The Institute for Supply Management's Manufacturing Purchasing Managers' Index fell to 48.7 in April from 49.6 in March, the third consecutive monthly decline and the lowest reading since November. A reading below 50 indicates contraction in the factory sector, and the April print marks the 18th month of the past 24 in which the manufacturing PMI has signaled outright contraction.
The breakdown of the report was uniformly soft. The new orders index fell to 47.2, the lowest in five months. Production fell to 48.9, employment fell to 47.4 — its weakest reading in over a year — and supplier deliveries slowed to 50.1, indicating only marginally faster delivery times. Inventories edged up to 49.1, suggesting that the sector is not yet aggressively destocking but is also clearly not building inventory in anticipation of stronger demand.
Prices paid, however, jumped to 56.3 from 54.1 — the highest since June 2022. The combination of weakening demand and rising input costs is the worst possible mix for factory operators and is reminiscent of mid-1980s dynamics. Survey respondents pointed to tariff-related price increases on imported components, particularly from China and Mexico, as well as higher costs for steel, aluminum, and select chemicals.
By industry, only six of the 18 manufacturing sectors tracked by ISM reported growth: petroleum and coal products, miscellaneous manufacturing, food and beverage, transportation equipment, computer and electronics, and primary metals. Twelve sectors reported contraction, led by furniture, paper products, machinery, fabricated metals, and electrical equipment.

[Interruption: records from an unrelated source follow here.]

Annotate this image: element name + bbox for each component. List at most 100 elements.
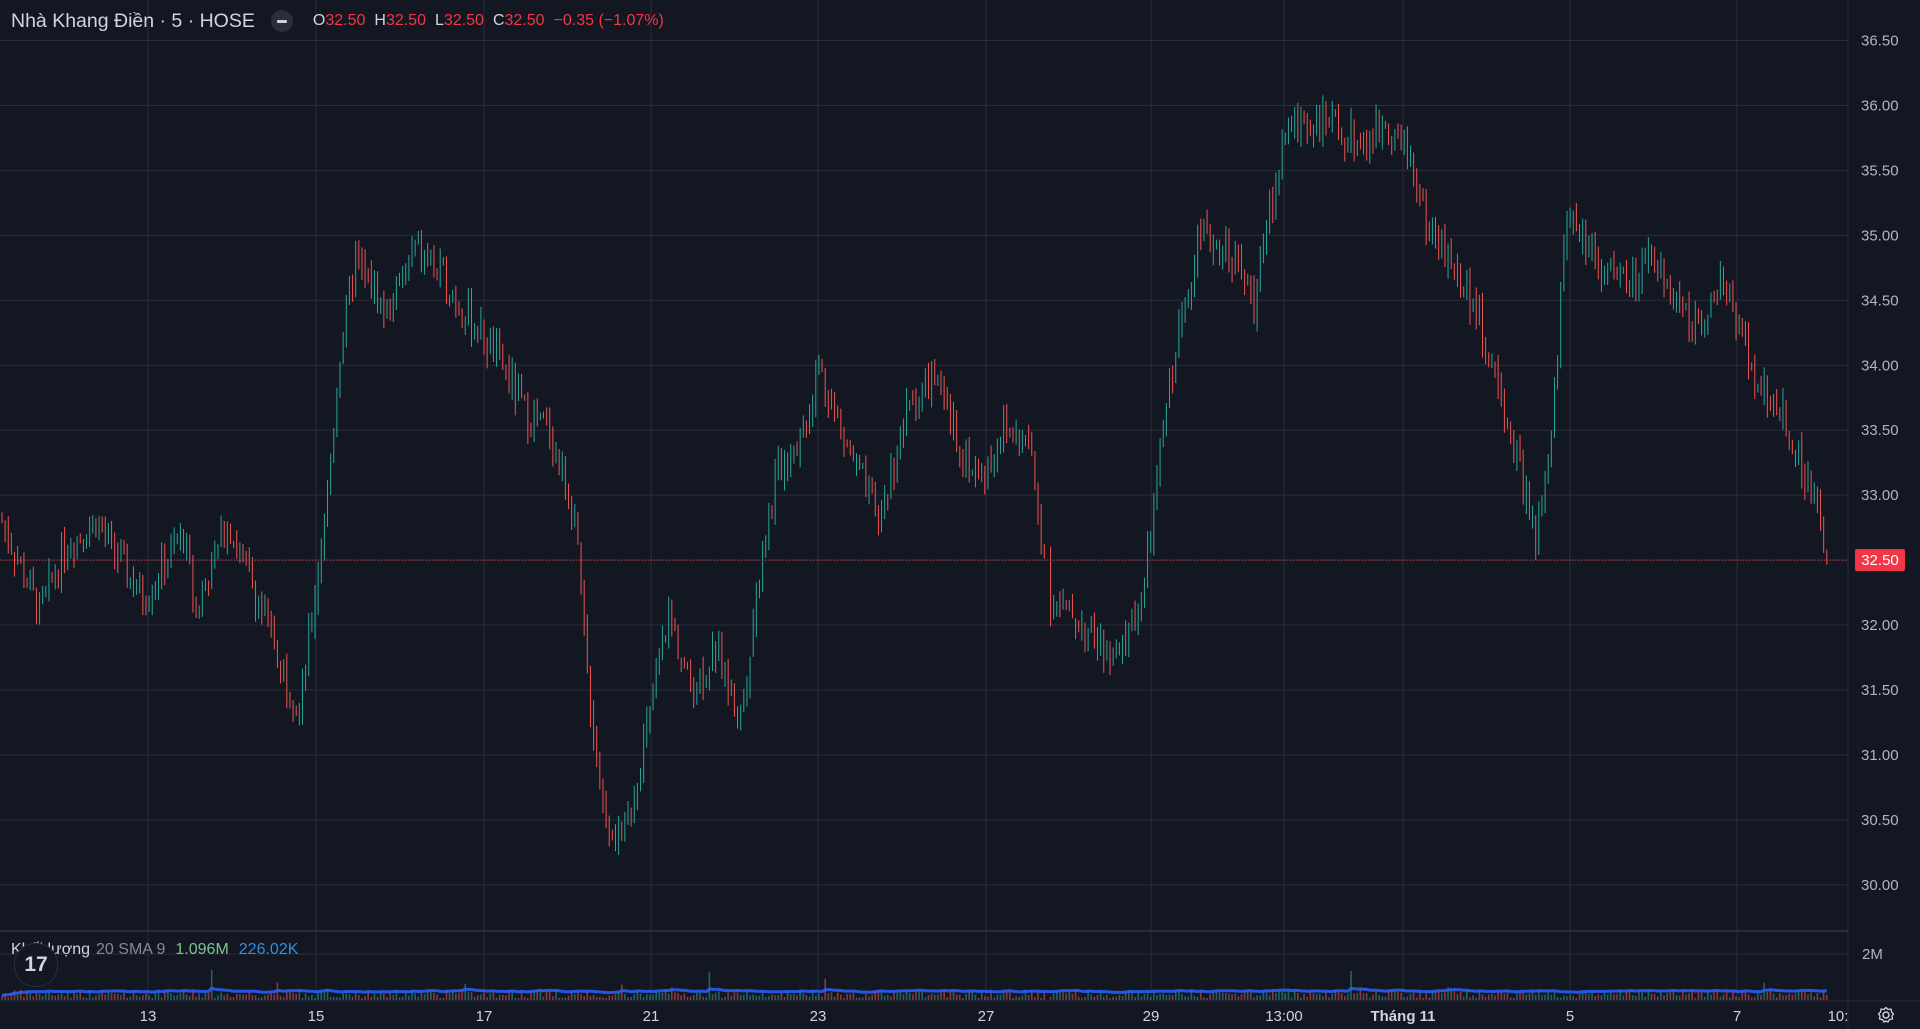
volume-bar xyxy=(1300,997,1302,1000)
minus-icon[interactable] xyxy=(270,10,293,32)
volume-bar xyxy=(1037,992,1039,1000)
volume-bar xyxy=(542,996,545,1000)
volume-bar xyxy=(1578,993,1581,1000)
volume-bar xyxy=(1669,992,1672,1000)
volume-bar xyxy=(592,994,595,1000)
volume-bar xyxy=(523,996,526,1000)
volume-bar xyxy=(1096,994,1099,1000)
volume-bar xyxy=(1318,993,1321,1000)
volume-bar xyxy=(1494,995,1496,1000)
volume-bar xyxy=(214,997,216,1000)
volume-bar xyxy=(1052,993,1055,1000)
volume-bar xyxy=(1481,994,1484,1000)
volume-bar xyxy=(868,996,870,1000)
volume-bar xyxy=(1738,996,1740,1000)
volume-bar xyxy=(667,993,670,1000)
price-axis: 36.50 36.00 35.50 35.00 34.50 34.00 33.50 33.00… xyxy=(1861,33,1899,894)
volume-bar xyxy=(1375,991,1377,1000)
open-label: O xyxy=(312,12,326,29)
volume-bar xyxy=(1625,992,1628,1000)
volume-bar xyxy=(1791,994,1794,1000)
volume-bar xyxy=(1631,995,1634,1000)
volume-bar xyxy=(833,996,836,1000)
volume-bar xyxy=(893,991,895,1000)
volume-bar xyxy=(107,992,110,1000)
volume-bar xyxy=(1675,995,1678,1000)
volume-bar xyxy=(10,993,13,1000)
volume-bar xyxy=(79,991,82,1000)
volume-bar xyxy=(430,991,432,1000)
volume-bar xyxy=(1159,993,1161,1000)
volume-bar xyxy=(1322,995,1324,1000)
volume-bar xyxy=(267,994,269,1000)
volume-bar xyxy=(1187,996,1190,1000)
volume-bar xyxy=(686,996,689,1000)
volume-bar xyxy=(1813,996,1816,1000)
volume-bar xyxy=(1184,996,1186,1000)
volume-bar xyxy=(57,994,60,1000)
volume-bar xyxy=(1431,990,1434,1000)
volume-bar xyxy=(295,994,298,1000)
volume-bar xyxy=(1484,996,1487,1000)
volume-bar xyxy=(1647,990,1650,1000)
volume-bar xyxy=(1337,992,1340,1000)
volume-bar xyxy=(883,995,886,1000)
volume-bar xyxy=(351,996,354,1000)
volume-bar xyxy=(1137,992,1139,1000)
volume-bar xyxy=(1350,970,1352,1000)
volume-bar xyxy=(433,993,435,1000)
volume-bar xyxy=(940,991,942,1000)
volume-bar xyxy=(611,995,614,1000)
volume-bar xyxy=(774,995,776,1000)
volume-bar xyxy=(451,991,454,1000)
volume-bar xyxy=(671,987,673,1000)
volume-bar xyxy=(414,993,416,1000)
volume-bar xyxy=(1819,997,1822,1000)
volume-bar xyxy=(702,996,704,1000)
volume-bar xyxy=(257,997,260,1000)
volume-bar xyxy=(185,994,188,1000)
volume-bar xyxy=(1569,994,1571,1000)
price-tick-label: 36.50 xyxy=(1861,33,1899,50)
symbol-legend[interactable]: Nhà Khang Điền · 5 · HOSE O 32.50 H 32.50 … xyxy=(11,9,664,33)
volume-bar xyxy=(142,995,144,1000)
volume-bar xyxy=(54,995,57,1000)
volume-bar xyxy=(332,996,335,1000)
volume-bar xyxy=(517,997,520,1000)
volume-bar xyxy=(580,993,582,1000)
volume-bar xyxy=(855,997,858,1000)
time-tick-label: 13 xyxy=(140,1008,157,1025)
volume-bar xyxy=(1459,991,1462,1000)
volume-bar xyxy=(1794,993,1797,1000)
volume-bar xyxy=(1541,995,1543,1000)
time-tick-label: 29 xyxy=(1143,1008,1160,1025)
volume-bar xyxy=(1397,991,1399,1000)
volume-bar xyxy=(1678,995,1681,1000)
volume-bar xyxy=(1356,993,1359,1000)
volume-bar xyxy=(1090,994,1093,1000)
volume-bar xyxy=(423,993,426,1000)
volume-bar xyxy=(232,997,235,1000)
symbol-title[interactable]: Nhà Khang Điền · 5 · HOSE xyxy=(11,9,255,32)
volume-bar xyxy=(73,991,75,1000)
volume-bar xyxy=(379,993,382,1000)
volume-bar xyxy=(918,991,920,1000)
volume-bar xyxy=(1190,990,1193,1000)
price-tick-label: 32.00 xyxy=(1861,617,1899,634)
volume-bar xyxy=(755,995,758,1000)
volume-bar xyxy=(808,996,811,1000)
volume-bar xyxy=(1688,993,1690,1000)
volume-bar xyxy=(1487,994,1490,1000)
volume-bar xyxy=(1441,993,1443,1000)
gear-icon[interactable] xyxy=(1876,1005,1896,1025)
tradingview-logo[interactable]: 17 xyxy=(14,943,58,987)
volume-bar xyxy=(1703,996,1706,1000)
volume-bar xyxy=(66,992,69,1000)
volume-bar xyxy=(721,997,723,1000)
volume-bar xyxy=(151,997,154,1000)
price-tick-label: 34.00 xyxy=(1861,357,1899,374)
volume-bar xyxy=(254,995,257,1000)
volume-bar xyxy=(317,991,319,1000)
volume-bar xyxy=(95,995,97,1000)
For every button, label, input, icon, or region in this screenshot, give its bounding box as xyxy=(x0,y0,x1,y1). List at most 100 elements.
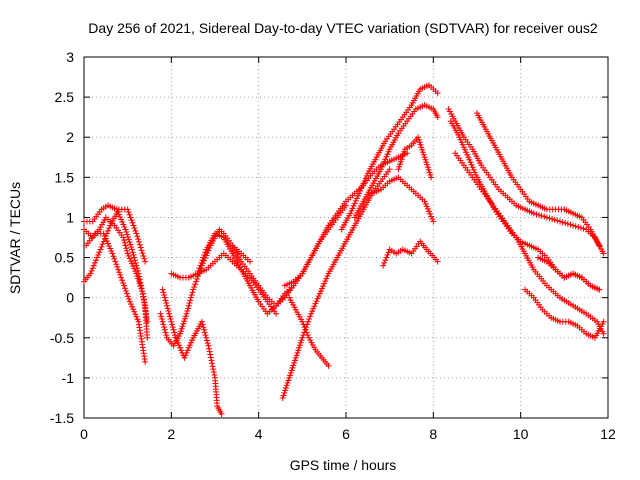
y-tick-label: 0 xyxy=(66,290,74,306)
data-point xyxy=(126,211,133,218)
data-point xyxy=(567,221,574,228)
data-point xyxy=(416,139,423,146)
y-tick-label: 1.5 xyxy=(55,169,75,185)
y-tick-label: 2.5 xyxy=(55,89,75,105)
data-point xyxy=(186,300,193,307)
data-point xyxy=(541,213,548,220)
data-point xyxy=(186,342,193,349)
data-point xyxy=(128,217,135,224)
data-point xyxy=(87,270,94,277)
data-point xyxy=(419,149,426,156)
data-point xyxy=(185,305,192,312)
data-point xyxy=(125,253,132,260)
data-point xyxy=(468,161,475,168)
data-point xyxy=(109,250,116,257)
data-point xyxy=(184,347,191,354)
x-tick-label: 4 xyxy=(255,426,263,442)
data-point xyxy=(422,200,429,207)
data-point xyxy=(397,161,404,168)
data-point xyxy=(144,318,151,325)
data-point xyxy=(100,230,107,237)
data-point xyxy=(415,136,422,143)
data-point xyxy=(142,358,149,365)
data-point xyxy=(187,297,194,304)
data-point xyxy=(543,214,550,221)
data-point xyxy=(163,302,170,309)
data-point xyxy=(379,163,386,170)
data-point xyxy=(348,207,355,214)
y-tick-label: 3 xyxy=(66,49,74,65)
data-point xyxy=(397,158,404,165)
data-point xyxy=(131,254,138,261)
data-point xyxy=(135,270,142,277)
data-point xyxy=(183,310,190,317)
data-point xyxy=(105,240,112,247)
data-point xyxy=(554,217,561,224)
data-point xyxy=(118,216,125,223)
data-point xyxy=(160,321,167,328)
data-point xyxy=(129,260,136,267)
data-point xyxy=(127,301,134,308)
data-point xyxy=(97,246,104,253)
data-point xyxy=(111,255,118,262)
data-point xyxy=(126,298,133,305)
data-point xyxy=(309,308,316,315)
series-track-18 xyxy=(445,106,607,257)
data-point xyxy=(172,334,179,341)
data-point xyxy=(116,269,123,276)
data-point xyxy=(294,349,301,356)
data-point xyxy=(304,332,311,339)
data-point xyxy=(559,219,566,226)
data-point xyxy=(202,249,209,256)
data-point xyxy=(424,164,431,171)
data-point xyxy=(90,262,97,269)
data-point xyxy=(134,267,141,274)
data-point xyxy=(188,291,195,298)
series-track-6 xyxy=(159,286,225,417)
data-point xyxy=(426,169,433,176)
data-point xyxy=(596,242,603,249)
data-point xyxy=(199,257,206,264)
data-marks xyxy=(81,82,607,417)
data-point xyxy=(546,215,553,222)
data-point xyxy=(127,214,134,221)
data-point xyxy=(134,265,141,272)
data-point xyxy=(459,141,466,148)
data-point xyxy=(562,220,569,227)
data-point xyxy=(353,195,360,202)
data-point xyxy=(159,286,166,293)
data-point xyxy=(118,274,125,281)
data-point xyxy=(133,262,140,269)
data-point xyxy=(285,377,292,384)
data-point xyxy=(121,239,128,246)
data-point xyxy=(306,316,313,323)
data-point xyxy=(564,220,571,227)
series-track-22 xyxy=(522,286,607,341)
x-tick-label: 8 xyxy=(429,426,437,442)
data-point xyxy=(352,197,359,204)
y-tick-label: -1 xyxy=(62,370,75,386)
data-point xyxy=(349,205,356,212)
data-point xyxy=(192,281,199,288)
data-point xyxy=(163,300,170,307)
data-point xyxy=(310,305,317,312)
data-point xyxy=(350,202,357,209)
series-track-11 xyxy=(281,150,411,289)
data-point xyxy=(136,276,143,283)
data-point xyxy=(203,334,210,341)
data-point xyxy=(427,171,434,178)
data-point xyxy=(125,236,132,243)
data-point xyxy=(183,349,190,356)
data-point xyxy=(133,230,140,237)
data-point xyxy=(383,153,390,160)
data-point xyxy=(185,344,192,351)
data-point xyxy=(381,259,388,266)
data-point xyxy=(141,255,148,262)
data-point xyxy=(138,247,145,254)
data-point xyxy=(103,238,110,245)
data-point xyxy=(195,267,202,274)
data-point xyxy=(124,206,131,213)
data-point xyxy=(469,164,476,171)
data-point xyxy=(382,257,389,264)
data-point xyxy=(99,241,106,248)
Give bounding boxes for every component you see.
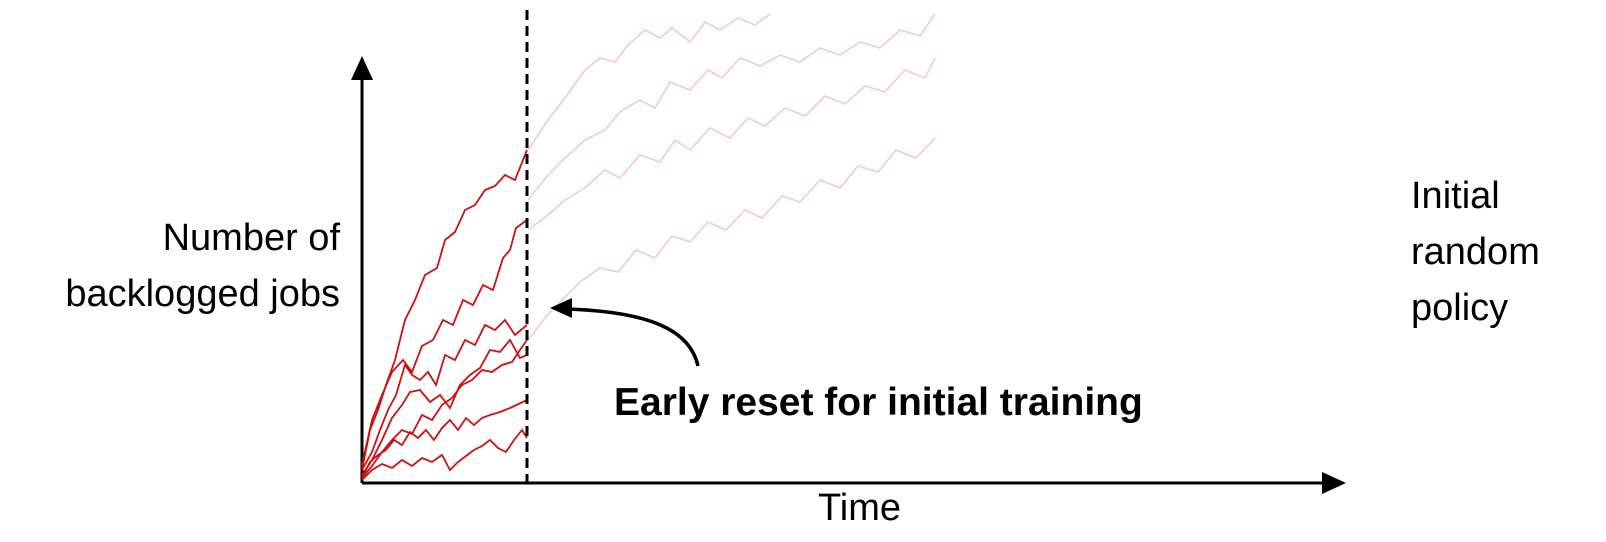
trajectory-7 (361, 428, 528, 481)
policy-label-line-3: policy (1411, 287, 1509, 329)
trajectory-5 (361, 339, 528, 479)
faded-trajectory-2 (527, 13, 936, 201)
early-reset-annotation: Early reset for initial training (614, 381, 1143, 424)
y-axis-label-line-1: Number of (162, 217, 340, 259)
policy-label-line-1: Initial (1411, 175, 1500, 217)
y-axis-label: Number of backlogged jobs (65, 210, 340, 322)
faded-trajectory-4 (527, 137, 936, 341)
trajectory-1 (361, 149, 528, 471)
y-axis-label-line-2: backlogged jobs (65, 273, 340, 315)
x-axis-label: Time (818, 487, 902, 529)
trajectories (361, 149, 528, 481)
y-axis-arrowhead (351, 56, 373, 80)
policy-label: Initial random policy (1411, 168, 1540, 336)
faded-trajectories (527, 13, 936, 341)
trajectory-6 (361, 399, 528, 479)
policy-label-line-2: random (1411, 231, 1540, 273)
axes (351, 56, 1346, 494)
trajectory-4 (361, 338, 528, 476)
trajectory-2 (361, 219, 528, 466)
x-axis-arrowhead (1322, 472, 1346, 494)
annotation-arrow (567, 307, 700, 367)
annotation-arrowhead (550, 298, 572, 318)
faded-trajectory-1 (527, 13, 771, 151)
faded-trajectory-3 (527, 57, 936, 231)
trajectory-3 (361, 318, 528, 471)
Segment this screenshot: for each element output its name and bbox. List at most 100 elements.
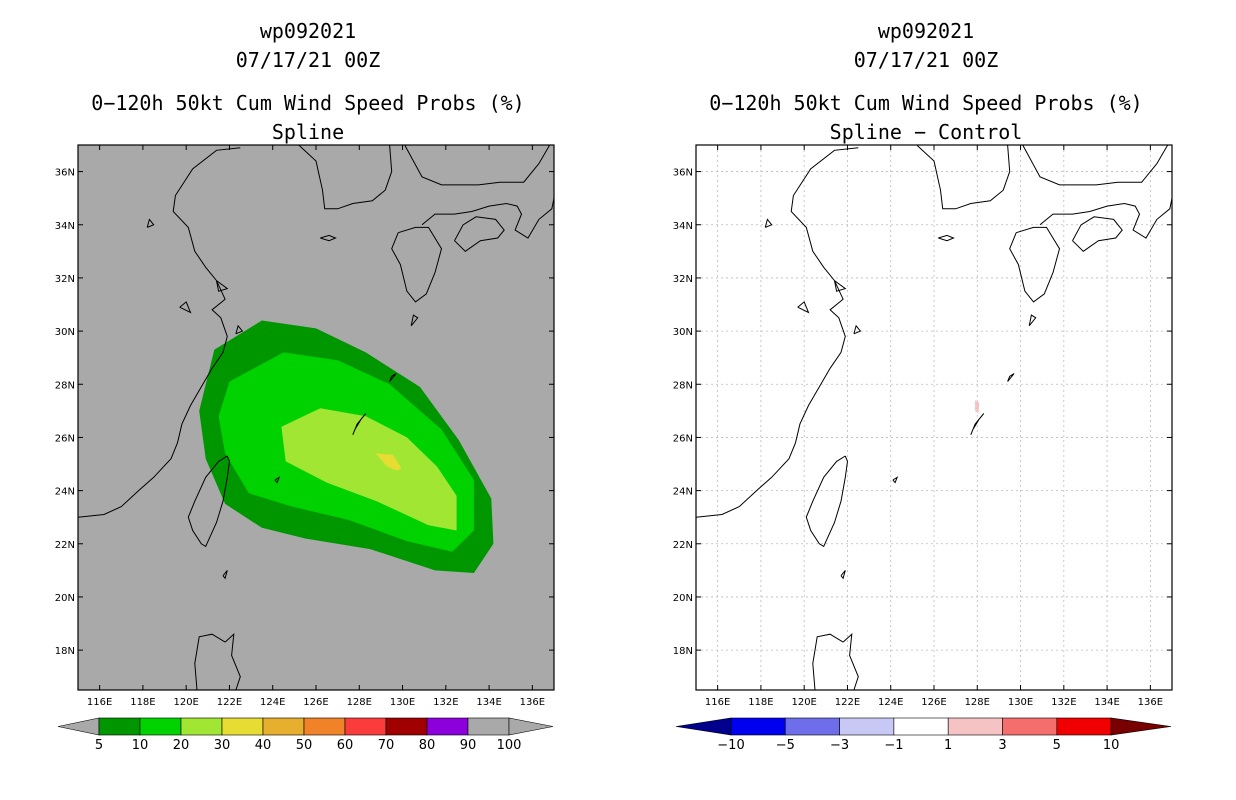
colorbar-box xyxy=(947,717,1003,736)
region-level-30 xyxy=(375,453,402,471)
coastline xyxy=(840,570,846,580)
y-tick-label: 26N xyxy=(55,433,75,444)
product-title: 0−120h 50kt Cum Wind Speed Probs (%) xyxy=(709,91,1142,115)
coastline xyxy=(352,413,367,435)
coastline xyxy=(274,476,281,484)
x-tick-label: 120E xyxy=(791,697,816,708)
coastline xyxy=(216,280,229,292)
coastline xyxy=(842,632,859,690)
y-tick-label: 36N xyxy=(673,168,693,179)
colorbar-label: −10 xyxy=(717,738,744,753)
region-level-20 xyxy=(281,408,457,531)
product-title: 0−120h 50kt Cum Wind Speed Probs (%) xyxy=(91,91,524,115)
probability-regions xyxy=(199,320,494,573)
x-tick-label: 116E xyxy=(87,697,112,708)
colorbar-label: 20 xyxy=(173,738,190,753)
region-level-1 xyxy=(975,400,980,414)
coastline xyxy=(391,226,443,303)
y-tick-label: 32N xyxy=(55,274,75,285)
colorbar-box xyxy=(1002,717,1058,736)
difference-regions xyxy=(975,400,980,414)
colorbar-label: 40 xyxy=(255,738,272,753)
colorbar-label: 5 xyxy=(1053,738,1061,753)
gridlines xyxy=(696,145,1172,690)
y-tick-label: 18N xyxy=(673,646,693,657)
colorbar-box xyxy=(344,717,387,736)
y-tick-label: 36N xyxy=(55,168,75,179)
coastline xyxy=(916,145,1011,210)
coastline xyxy=(1009,226,1061,303)
colorbar-label: 3 xyxy=(998,738,1006,753)
coastline xyxy=(404,145,551,186)
x-tick-label: 124E xyxy=(260,697,285,708)
coastline xyxy=(78,147,241,518)
x-tick-label: 134E xyxy=(1094,697,1119,708)
coastline xyxy=(1022,145,1169,186)
colorbar-box xyxy=(1056,717,1112,736)
y-tick-label: 24N xyxy=(55,487,75,498)
coastline xyxy=(454,216,505,252)
coastline xyxy=(805,455,849,548)
panel-subtitle: Spline xyxy=(272,120,344,144)
x-tick-label: 136E xyxy=(1138,697,1163,708)
colorbar-label: 50 xyxy=(296,738,313,753)
coastline xyxy=(812,633,844,690)
coastlines xyxy=(78,145,554,690)
y-tick-label: 20N xyxy=(55,593,75,604)
colorbar-label: 5 xyxy=(95,738,103,753)
colorbar-label: −5 xyxy=(776,738,795,753)
colorbar-box xyxy=(467,717,510,736)
coastline xyxy=(696,147,859,518)
x-tick-label: 120E xyxy=(173,697,198,708)
y-tick-label: 34N xyxy=(55,221,75,232)
valid-time-title: 07/17/21 00Z xyxy=(854,48,999,72)
y-tick-label: 28N xyxy=(673,380,693,391)
x-tick-label: 124E xyxy=(878,697,903,708)
colorbar-label: −3 xyxy=(830,738,849,753)
coastline xyxy=(222,570,228,580)
x-tick-label: 132E xyxy=(433,697,458,708)
coastline xyxy=(938,234,955,242)
colorbar-box xyxy=(893,717,949,736)
colorbar-arrow-low xyxy=(57,717,100,736)
coastline xyxy=(224,632,241,690)
x-tick-label: 122E xyxy=(217,697,242,708)
colorbar-box xyxy=(385,717,428,736)
coastline xyxy=(853,324,862,335)
x-tick-label: 130E xyxy=(390,697,415,708)
y-tick-label: 30N xyxy=(673,327,693,338)
colorbar-box xyxy=(139,717,182,736)
colorbar-label: 60 xyxy=(337,738,354,753)
coastline xyxy=(797,301,810,314)
x-tick-label: 126E xyxy=(921,697,946,708)
coastline xyxy=(410,314,419,327)
colorbar-label: 100 xyxy=(497,738,522,753)
coastline xyxy=(421,198,554,239)
colorbar-box xyxy=(262,717,305,736)
colorbar-arrow-high xyxy=(508,717,554,736)
coastline xyxy=(298,145,393,210)
colorbar-arrow-high xyxy=(1110,717,1172,736)
colorbar-label: 30 xyxy=(214,738,231,753)
x-tick-label: 136E xyxy=(520,697,545,708)
y-tick-label: 26N xyxy=(673,433,693,444)
y-tick-label: 28N xyxy=(55,380,75,391)
storm-id-title: wp092021 xyxy=(260,19,356,43)
x-tick-label: 118E xyxy=(130,697,155,708)
x-tick-label: 134E xyxy=(476,697,501,708)
coastline xyxy=(970,413,985,435)
colorbar-label: 80 xyxy=(419,738,436,753)
y-tick-label: 22N xyxy=(673,540,693,551)
colorbar-label: 10 xyxy=(132,738,149,753)
colorbar-box xyxy=(426,717,469,736)
axis-ticks: 116E 118E 120E 122E 124E 126E 128E 130E 132E 134E… xyxy=(55,145,554,708)
coastline xyxy=(194,633,226,690)
y-tick-label: 20N xyxy=(673,593,693,604)
y-tick-label: 22N xyxy=(55,540,75,551)
coastline xyxy=(834,280,847,292)
storm-id-title: wp092021 xyxy=(878,19,974,43)
colorbar-box xyxy=(221,717,264,736)
x-tick-label: 126E xyxy=(303,697,328,708)
x-tick-label: 132E xyxy=(1051,697,1076,708)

The geographic pattern continues to disadvantage the industrial Midwest. Survey responses from Ohio, Michigan, Indiana, and Wisconsin were notably weaker than from the South and West, a trend that has held throughout the recent manufacturing slowdown. Auto production has been a particular drag, with major OEMs cutting Q2 and Q3 build schedules in response to softer dealer demand.
The ISM print is consistent with other manufacturing indicators. The S&P Global U.S. Manufacturing PMI was 50.2 — barely in expansion — and regional Fed surveys from Philadelphia, New York, and Dallas all softened in April. Industrial production data from the Federal Reserve, due May 16, is expected to show a small decline.
Manufacturing employs roughly 13 million Americans — about 8% of the nonfarm workforce — and has shed jobs in three of the past four months. Hiring has been weakest in durable goods, particularly motor vehicles, machinery, and fabricated metals. Layoff announcements from companies like Stellantis, Caterpillar, and 3M have added to the pressure.
The longer-term outlook remains tied to the path of interest rates and the global trade environment. Capital goods orders ex-aircraft and ex-defense — a leading indicator of business investment — have been roughly flat for over a year. A meaningful pickup will likely require both lower borrowing costs and clarity on tariff policy. For workers in the sector, the near-term backdrop is one of stable but slow employment, with the most resilient subsectors being aerospace, defense, and semiconductor-adjacent manufacturing.